LOS GATOS, Calif. Most designers would say they know what a "behavioral" model is or what "cycle-accurate" means. But because such terms are used differently by individuals and companies, the Virtual Socket Interface (VSI) alliance is trying to define a common nomenclature in its latest specification: the System-Level Design Model Taxonomy.
This new document is a product of VSI's System-Level Design Development Working Group (SLD DWG) and is available for public review at VSI's Web site, at www.vsi.org. The authors are requesting e-mail commentary, which can be directed to email@example.com.
The document's intent is to establish a taxonomy, or classification, of the different types of electronic system models. It outlines general modeling concepts, defines supporting terms, and discusses the components of system, architectural, hardware and software models.
"Basically, within the system-level DWG, we felt there was a lot of confusion about terminology," said Mark Genoe, SLD DWG chair and manager at Alcatel Microelectronics. "People are using common terms with different meanings, or different terms to describe the same models."
The working group used a document produced by the Rapid Prototyping of Application Specific Processors (RASSP) program as a starting point. This document, "RASSP VHDL Modeling Terminology and Taxonomy," was released by Lockheed Martin Advanced Technology Laboratories in June 1997.

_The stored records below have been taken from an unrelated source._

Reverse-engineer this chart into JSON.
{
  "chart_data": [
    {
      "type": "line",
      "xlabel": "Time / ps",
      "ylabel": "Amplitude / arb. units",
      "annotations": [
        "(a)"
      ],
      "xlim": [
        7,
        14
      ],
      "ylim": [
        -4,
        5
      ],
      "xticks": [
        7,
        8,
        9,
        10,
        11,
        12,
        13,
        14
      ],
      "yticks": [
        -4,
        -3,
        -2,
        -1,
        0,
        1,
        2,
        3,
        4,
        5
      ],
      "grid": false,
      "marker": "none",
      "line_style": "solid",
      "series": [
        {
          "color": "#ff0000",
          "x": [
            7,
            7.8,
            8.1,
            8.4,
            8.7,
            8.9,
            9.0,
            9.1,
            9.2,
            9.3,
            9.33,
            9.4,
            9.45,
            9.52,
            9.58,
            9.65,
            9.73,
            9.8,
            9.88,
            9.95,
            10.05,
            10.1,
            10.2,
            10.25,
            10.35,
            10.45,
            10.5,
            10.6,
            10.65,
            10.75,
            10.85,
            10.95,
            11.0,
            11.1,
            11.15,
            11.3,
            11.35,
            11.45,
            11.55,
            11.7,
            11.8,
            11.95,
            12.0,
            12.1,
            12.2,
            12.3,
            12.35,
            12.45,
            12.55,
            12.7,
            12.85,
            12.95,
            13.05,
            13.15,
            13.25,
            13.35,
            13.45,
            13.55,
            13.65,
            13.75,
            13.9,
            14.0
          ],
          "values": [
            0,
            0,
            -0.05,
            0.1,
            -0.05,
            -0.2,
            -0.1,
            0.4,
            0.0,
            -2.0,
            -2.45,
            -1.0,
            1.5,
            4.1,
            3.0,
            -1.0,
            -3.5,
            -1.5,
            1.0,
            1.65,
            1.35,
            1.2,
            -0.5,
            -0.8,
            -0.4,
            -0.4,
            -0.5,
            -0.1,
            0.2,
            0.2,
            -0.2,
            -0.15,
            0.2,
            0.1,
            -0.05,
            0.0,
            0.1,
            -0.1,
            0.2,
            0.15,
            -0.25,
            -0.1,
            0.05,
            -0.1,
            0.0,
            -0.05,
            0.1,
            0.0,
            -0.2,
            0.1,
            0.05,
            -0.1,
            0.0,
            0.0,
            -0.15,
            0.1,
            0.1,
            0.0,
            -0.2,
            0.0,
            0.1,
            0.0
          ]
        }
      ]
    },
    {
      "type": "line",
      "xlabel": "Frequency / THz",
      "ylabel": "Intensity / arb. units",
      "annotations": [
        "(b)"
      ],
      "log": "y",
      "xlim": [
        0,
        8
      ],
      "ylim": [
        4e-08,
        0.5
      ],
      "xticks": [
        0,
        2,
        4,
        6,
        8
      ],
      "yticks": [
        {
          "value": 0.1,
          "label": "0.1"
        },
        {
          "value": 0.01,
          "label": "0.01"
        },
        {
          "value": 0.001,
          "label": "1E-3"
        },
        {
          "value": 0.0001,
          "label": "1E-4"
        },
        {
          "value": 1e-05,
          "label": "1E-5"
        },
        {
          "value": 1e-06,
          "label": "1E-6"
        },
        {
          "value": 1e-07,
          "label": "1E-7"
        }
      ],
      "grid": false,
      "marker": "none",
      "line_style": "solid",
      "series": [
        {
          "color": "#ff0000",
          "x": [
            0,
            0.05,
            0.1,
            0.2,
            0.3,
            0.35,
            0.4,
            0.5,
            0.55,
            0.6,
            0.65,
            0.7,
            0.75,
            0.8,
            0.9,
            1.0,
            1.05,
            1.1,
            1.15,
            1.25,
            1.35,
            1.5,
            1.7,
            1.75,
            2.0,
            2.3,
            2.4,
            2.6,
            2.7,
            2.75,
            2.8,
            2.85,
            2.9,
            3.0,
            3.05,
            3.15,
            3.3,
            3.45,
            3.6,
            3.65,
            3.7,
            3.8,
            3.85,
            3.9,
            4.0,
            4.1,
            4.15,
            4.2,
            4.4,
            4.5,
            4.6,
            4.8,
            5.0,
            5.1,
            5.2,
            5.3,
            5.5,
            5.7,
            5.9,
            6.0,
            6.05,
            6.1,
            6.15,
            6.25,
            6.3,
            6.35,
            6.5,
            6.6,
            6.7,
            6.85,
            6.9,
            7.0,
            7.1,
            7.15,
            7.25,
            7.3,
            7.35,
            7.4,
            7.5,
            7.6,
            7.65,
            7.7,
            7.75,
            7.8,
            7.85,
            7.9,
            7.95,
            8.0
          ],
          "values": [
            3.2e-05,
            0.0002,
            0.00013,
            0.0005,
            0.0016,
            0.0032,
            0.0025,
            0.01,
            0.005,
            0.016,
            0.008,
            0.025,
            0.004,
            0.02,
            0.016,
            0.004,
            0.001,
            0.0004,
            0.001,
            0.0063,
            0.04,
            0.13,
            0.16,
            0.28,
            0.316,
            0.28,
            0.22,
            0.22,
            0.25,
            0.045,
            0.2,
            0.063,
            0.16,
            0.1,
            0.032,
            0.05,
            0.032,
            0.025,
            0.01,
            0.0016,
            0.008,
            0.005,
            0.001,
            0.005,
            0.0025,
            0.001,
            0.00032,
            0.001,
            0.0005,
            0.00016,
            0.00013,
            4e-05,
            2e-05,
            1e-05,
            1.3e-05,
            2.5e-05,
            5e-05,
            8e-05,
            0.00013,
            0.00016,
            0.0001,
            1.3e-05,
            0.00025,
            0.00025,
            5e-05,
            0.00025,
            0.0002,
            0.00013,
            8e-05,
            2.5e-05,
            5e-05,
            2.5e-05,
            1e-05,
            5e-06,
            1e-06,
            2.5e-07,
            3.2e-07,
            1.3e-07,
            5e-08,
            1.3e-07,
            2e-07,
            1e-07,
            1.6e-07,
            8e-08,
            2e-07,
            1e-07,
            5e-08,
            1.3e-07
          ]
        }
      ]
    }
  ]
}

While the RASSP document tends to focus on signal processing, the SLD DWG extended the terminology to cover a much broader application domain, said Grant Martin, SLD DWG member and senior architect for the R&D organization at Cadence Design Systems. He said the DWG is working to define new types of models.
The document starts by defining "taxonomy axes" that include five characteristics-temporal precision, data precision, functional precision, structural precision and programming abstraction level-as they range from high to low levels of abstraction. The temporal precision axis, for instance, ranges from gate propagation in picoseconds to "partially ordered events," which are specified in terms of precedence but not specific units.
The temporal precision axis also provides definitions for such terms as system-event accurate, token-cycle accurate, instruction-cycle accurate, cycle-approximate accurate, and cycle accurate. The latter term, for example, is defined as the level at which cycle counts are available for each instruction that is processed according to a regular system clock.
The data precision axis ranges from bit logical values to "tokens," a level at which there are no implementation details at all. The functional precision axis ranges from Boolean operations to mathematical relationships. The structural precision axis ranges from full implementation to "black box" representations.
The software programming precision axis represents the granularity of the software instructions that are interpreted by the model of a hardware component. Levels of resolution range from object code to "major modes," in which the software is described in terms of searching, tracking, or initialization.
A section on general modeling concepts defines three model classes-behavioral, functional nd structural. A behavioral model describes the function and timing of a component without defining an implementation. A functional model also has no implementation, but describes function only. A structural model is expressed in terms of interconnections of components.
While common usage assumes that a "behavioral" model is at a higher level of abstraction than a "structural" model, the VSI document notes that all three model types can exist at any level of abstraction.
It goes on to describe specialized model classes. It begins a discussion of computational models by describing a data-flow graph model, leaving other types of computational models to be defined in future versions.
The spec defines terms used to describe models of digital systems, such as "executable specification," which denotes a behavioral description as seen from the object's interface when executed in a computer simulation.
Specified architectural models include token-based performance, abstract-behavioral, data-flow graph and instruction-set architecture. Hardware models range from a detailed behavioral model to a circuit-level model. Software models range from pseudo-code to object code.
A final section of the document defines a long list of "supporting terms."
SLD DWG members who contributed to the document represent such companies as Lockheed Martin, Cadence, Fujitsu, Alcatel, Rockwell, Nortel, ARM, Sony, Nokia, ECSI, Synopsys, Mentor Graphics, Easics, National Semiconductor, SES, Symbios and Philips.